The outcome of the Federal Open Market Committee (FOMC) meeting of the United States Federal Reserve is always closely watched by financial markets across the world, but the interest this time was much higher than usual. In terms of policy action, the Fed decided to lower the target range for the federal funds rate by 25 basis points to 4-4.25 per cent on Wednesday, as was widely expected by financial markets. However, there was significant interest in how the FOMC voted on the policy decision and the future expectations. White House Economic Adviser Stephen Miran was confirmed by the Senate on Monday to the Federal Reserve board, just in time to be able to attend the FOMC meeting, which began on Tuesday. Mr Miran is now on leave from the White House and may go back to that position once his term expires. This is an unusual position in modern central banking, and particularly for the Fed. As many in the market had anticipated, Mr Miran dissented from the majority and wanted a deeper 50-basis-point cut.

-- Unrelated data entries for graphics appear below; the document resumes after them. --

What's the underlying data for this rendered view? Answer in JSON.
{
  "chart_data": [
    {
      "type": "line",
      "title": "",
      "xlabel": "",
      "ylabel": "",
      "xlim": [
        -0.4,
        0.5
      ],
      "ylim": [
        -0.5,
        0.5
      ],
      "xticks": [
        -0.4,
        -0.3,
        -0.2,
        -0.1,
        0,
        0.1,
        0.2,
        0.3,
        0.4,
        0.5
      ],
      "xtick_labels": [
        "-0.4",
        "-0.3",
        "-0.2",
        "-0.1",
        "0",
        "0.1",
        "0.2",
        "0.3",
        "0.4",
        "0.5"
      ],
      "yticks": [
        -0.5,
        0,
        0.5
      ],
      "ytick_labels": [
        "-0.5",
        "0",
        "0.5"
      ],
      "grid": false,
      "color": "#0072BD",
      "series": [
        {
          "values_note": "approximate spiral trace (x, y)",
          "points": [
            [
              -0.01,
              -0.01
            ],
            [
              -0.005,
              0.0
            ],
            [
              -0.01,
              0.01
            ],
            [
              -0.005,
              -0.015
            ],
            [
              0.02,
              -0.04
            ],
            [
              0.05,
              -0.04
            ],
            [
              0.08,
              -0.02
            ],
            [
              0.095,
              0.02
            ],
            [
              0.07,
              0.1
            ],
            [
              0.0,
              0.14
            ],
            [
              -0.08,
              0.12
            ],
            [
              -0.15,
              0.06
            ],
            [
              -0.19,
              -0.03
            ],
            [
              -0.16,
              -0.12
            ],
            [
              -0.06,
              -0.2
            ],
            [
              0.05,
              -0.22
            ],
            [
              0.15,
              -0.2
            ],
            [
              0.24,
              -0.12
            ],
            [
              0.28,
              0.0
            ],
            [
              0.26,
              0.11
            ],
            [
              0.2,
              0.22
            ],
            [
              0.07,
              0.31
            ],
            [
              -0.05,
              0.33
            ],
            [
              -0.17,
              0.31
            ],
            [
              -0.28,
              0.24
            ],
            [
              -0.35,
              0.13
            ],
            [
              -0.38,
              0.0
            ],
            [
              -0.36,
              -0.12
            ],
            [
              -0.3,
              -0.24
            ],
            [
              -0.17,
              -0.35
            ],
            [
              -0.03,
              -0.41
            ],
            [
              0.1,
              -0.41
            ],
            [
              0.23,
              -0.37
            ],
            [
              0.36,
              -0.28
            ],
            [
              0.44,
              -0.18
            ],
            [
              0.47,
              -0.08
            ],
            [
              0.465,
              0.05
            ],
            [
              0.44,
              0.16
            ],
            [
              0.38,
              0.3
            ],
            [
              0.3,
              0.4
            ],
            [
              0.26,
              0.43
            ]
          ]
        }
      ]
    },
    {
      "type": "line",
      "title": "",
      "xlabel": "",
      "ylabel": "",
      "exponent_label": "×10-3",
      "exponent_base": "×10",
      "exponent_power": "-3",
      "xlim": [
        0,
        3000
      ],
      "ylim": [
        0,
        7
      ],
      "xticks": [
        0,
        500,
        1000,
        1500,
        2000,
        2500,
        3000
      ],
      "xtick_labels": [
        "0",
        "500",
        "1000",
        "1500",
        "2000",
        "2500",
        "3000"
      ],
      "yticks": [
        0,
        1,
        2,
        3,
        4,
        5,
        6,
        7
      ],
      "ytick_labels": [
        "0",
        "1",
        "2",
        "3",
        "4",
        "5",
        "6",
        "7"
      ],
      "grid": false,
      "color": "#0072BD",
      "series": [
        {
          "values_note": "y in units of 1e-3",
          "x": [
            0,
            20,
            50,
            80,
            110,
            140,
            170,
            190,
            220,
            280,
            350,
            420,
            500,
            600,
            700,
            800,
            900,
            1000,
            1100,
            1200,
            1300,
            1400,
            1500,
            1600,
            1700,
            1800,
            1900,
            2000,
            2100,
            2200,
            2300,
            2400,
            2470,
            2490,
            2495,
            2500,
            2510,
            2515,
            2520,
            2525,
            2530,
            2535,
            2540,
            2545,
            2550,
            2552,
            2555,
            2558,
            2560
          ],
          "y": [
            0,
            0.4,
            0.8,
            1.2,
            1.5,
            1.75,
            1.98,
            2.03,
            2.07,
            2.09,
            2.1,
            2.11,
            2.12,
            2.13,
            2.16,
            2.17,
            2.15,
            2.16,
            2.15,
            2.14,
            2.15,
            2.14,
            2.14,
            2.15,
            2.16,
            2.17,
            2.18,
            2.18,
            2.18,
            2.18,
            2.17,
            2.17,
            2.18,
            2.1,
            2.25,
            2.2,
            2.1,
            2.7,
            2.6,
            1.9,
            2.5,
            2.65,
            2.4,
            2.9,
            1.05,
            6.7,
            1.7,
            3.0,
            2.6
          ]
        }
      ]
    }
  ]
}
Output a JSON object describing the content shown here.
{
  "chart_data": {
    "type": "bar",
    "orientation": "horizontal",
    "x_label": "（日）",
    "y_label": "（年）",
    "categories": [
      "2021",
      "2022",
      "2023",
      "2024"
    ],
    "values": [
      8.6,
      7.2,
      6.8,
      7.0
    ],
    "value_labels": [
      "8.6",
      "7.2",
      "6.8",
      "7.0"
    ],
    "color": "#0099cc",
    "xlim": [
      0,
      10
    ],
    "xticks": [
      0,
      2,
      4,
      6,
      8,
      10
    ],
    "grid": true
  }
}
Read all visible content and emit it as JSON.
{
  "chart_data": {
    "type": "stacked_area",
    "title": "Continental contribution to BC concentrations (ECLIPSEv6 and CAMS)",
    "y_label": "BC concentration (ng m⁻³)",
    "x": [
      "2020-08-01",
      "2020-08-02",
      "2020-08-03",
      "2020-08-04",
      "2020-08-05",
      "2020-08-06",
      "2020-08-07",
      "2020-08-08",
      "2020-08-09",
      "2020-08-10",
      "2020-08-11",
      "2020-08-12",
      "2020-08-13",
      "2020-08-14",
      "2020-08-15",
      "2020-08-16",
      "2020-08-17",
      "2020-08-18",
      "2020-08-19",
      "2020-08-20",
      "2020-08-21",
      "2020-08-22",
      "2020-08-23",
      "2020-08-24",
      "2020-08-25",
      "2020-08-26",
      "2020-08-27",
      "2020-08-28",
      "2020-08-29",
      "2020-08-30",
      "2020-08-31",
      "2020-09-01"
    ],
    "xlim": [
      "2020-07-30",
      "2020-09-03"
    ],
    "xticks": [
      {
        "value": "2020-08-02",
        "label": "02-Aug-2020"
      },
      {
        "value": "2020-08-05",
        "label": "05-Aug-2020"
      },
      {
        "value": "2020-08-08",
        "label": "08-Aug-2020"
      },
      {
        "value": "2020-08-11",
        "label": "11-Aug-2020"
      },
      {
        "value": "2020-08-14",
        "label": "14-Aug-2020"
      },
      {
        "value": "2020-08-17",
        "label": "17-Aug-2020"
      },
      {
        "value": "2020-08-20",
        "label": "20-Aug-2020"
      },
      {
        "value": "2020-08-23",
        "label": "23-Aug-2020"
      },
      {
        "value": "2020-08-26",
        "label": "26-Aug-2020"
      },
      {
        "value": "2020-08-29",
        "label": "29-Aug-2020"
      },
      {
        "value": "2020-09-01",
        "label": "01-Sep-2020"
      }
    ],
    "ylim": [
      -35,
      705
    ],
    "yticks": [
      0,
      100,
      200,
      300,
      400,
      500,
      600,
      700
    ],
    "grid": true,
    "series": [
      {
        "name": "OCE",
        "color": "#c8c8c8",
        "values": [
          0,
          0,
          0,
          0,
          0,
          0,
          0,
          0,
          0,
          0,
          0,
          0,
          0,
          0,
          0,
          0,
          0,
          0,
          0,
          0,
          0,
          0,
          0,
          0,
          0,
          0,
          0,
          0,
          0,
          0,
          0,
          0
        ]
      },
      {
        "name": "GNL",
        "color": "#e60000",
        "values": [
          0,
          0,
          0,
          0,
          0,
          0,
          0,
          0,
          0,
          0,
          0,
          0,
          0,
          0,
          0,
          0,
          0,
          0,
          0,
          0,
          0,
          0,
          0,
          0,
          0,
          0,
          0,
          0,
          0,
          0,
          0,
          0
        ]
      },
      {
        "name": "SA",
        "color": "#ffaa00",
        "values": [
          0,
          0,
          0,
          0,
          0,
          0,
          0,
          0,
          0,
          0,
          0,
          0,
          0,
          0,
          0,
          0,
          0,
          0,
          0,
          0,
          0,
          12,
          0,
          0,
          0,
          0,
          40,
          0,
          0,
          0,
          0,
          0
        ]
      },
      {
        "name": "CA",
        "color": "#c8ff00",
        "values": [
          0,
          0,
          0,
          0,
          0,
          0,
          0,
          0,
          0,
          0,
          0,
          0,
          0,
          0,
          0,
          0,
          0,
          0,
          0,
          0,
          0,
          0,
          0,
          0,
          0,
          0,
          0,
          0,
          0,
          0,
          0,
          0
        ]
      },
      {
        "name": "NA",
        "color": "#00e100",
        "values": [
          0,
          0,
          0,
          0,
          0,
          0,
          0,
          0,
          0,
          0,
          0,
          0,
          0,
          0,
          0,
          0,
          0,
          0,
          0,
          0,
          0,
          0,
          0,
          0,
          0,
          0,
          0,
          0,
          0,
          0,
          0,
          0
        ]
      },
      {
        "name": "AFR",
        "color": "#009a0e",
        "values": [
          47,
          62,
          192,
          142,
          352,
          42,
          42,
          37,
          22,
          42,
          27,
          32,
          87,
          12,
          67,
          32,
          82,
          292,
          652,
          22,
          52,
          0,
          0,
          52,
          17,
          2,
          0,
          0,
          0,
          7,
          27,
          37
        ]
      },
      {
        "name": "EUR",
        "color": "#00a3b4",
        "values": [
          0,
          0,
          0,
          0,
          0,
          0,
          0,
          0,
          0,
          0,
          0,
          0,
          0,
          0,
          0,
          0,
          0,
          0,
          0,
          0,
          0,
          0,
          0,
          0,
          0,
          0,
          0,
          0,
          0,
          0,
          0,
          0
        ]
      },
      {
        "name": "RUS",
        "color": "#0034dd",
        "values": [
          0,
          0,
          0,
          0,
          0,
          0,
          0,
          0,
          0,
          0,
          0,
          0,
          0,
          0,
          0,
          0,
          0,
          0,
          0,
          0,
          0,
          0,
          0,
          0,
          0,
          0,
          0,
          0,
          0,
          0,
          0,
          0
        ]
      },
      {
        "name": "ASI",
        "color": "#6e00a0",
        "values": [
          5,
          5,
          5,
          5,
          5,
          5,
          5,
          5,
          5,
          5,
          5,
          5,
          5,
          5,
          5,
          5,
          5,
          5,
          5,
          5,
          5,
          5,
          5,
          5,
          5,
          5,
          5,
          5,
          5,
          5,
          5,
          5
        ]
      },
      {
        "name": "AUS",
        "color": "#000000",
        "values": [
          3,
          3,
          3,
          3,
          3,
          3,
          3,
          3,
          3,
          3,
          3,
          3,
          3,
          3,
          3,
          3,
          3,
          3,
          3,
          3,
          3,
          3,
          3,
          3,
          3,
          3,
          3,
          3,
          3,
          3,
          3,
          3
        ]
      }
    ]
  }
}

Nevertheless, Mr Miran’s presence is not the only unusual thing for the Fed at the moment. In fact, his position at the Fed is part of a bigger plan. The Fed and its chairman, Jerome Powell, have been under attack from US President Donald Trump for not lowering interest rates quickly enough. Mr Trump also attempted to remove Lisa Cook, one of the Fed governors. However, the courts have allowed her to continue in her position and participate in the FOMC meeting. Mr Trump is seeking to have a greater say in the workings of the Fed, if not directly control it. A lot in financial markets over the medium term will depend on how this plan goes.
It remains to be seen how the impact of tariffs plays out in terms of inflation outcomes. Potential stickiness in inflation outcomes could become challenging for the Fed in the coming quarters. However, for now, financial conditions should be expected to ease. The yield on 10-year US government bonds, for instance, has come down by over 20 basis points this month. Theoretically, relatively easy global financial conditions should help improve financial flows to India. However, capital flows in the coming months will also be determined by the progress in trade negotiations between India and the US. A favourable trade deal, along with lower interest rates in the US, will significantly reduce uncertainty for the Indian economy and financial markets in the near term.